Monday, January 17, 2011


So, it seems that the newly-elected Mayor of Whakatane overspent in the recent local body elections by at least $1,000.

This is absolutely unacceptable. The Local Electoral Act sets strict limits on electoral expenses to ensure a level playing field and prevent rich candidates from buying elections. In Mr Bonne's case, this was $20,000. But he spent $20,928 - and that's not including the use of a specially decorated vehicle loaned to him for the duration of the campaign (which, if not declared as a donation, is an expense).

Bonne's excuse is that he didn't realise that the spending limit included GST. Pull the other one, it calls Don Brash. Bonne has been a District Councillor for 18 years and has previous contested and won the Whakatane mayoralty. A "defence" of ignorance is simply not believable.

The penalty if the spending is round to be deliberate is a $10,000 fine and up to two years in jail.
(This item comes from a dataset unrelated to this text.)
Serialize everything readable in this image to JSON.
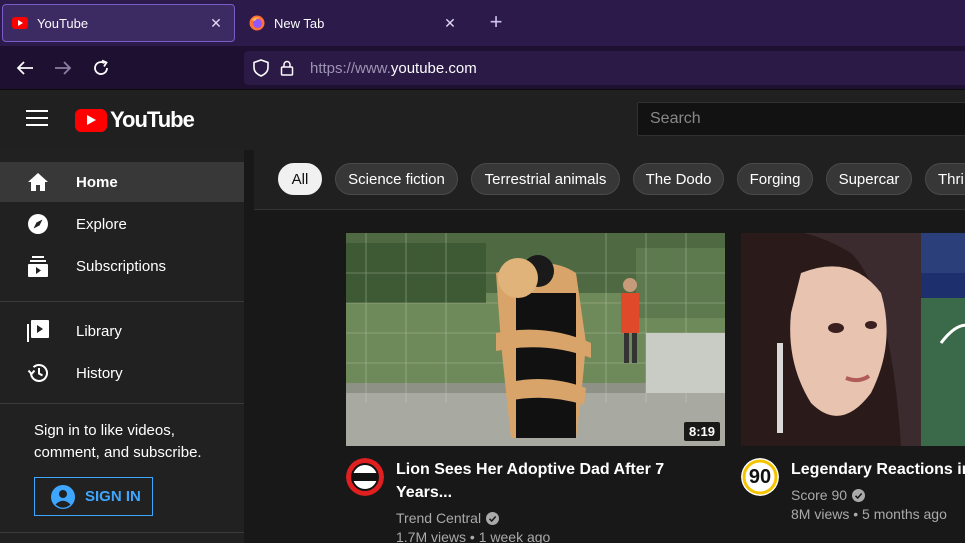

Contrary to the Herald story, that wouldn't cause Bonne to lose his office - he's only disqualified if convicted of an offence punishable by two years or more. So even if the court finds that he deliberately flouted the law in an attempt to buy victory, the people of Whakatane will still have to live with him as Mayor.

That's a serious flaw in the law. The Electoral Act gets around it by using the concept of a "corrupt practice", and disqualifying any MP convicted of one (or found to have behaved corruptly by an electoral petition). Its time that concept was extended to local government.

Correction: I've misinterpreted the Local Government Act; conviction for intentionally violating spending restrictions is enough to see Bonne disqualified. Guss I should check more carefully.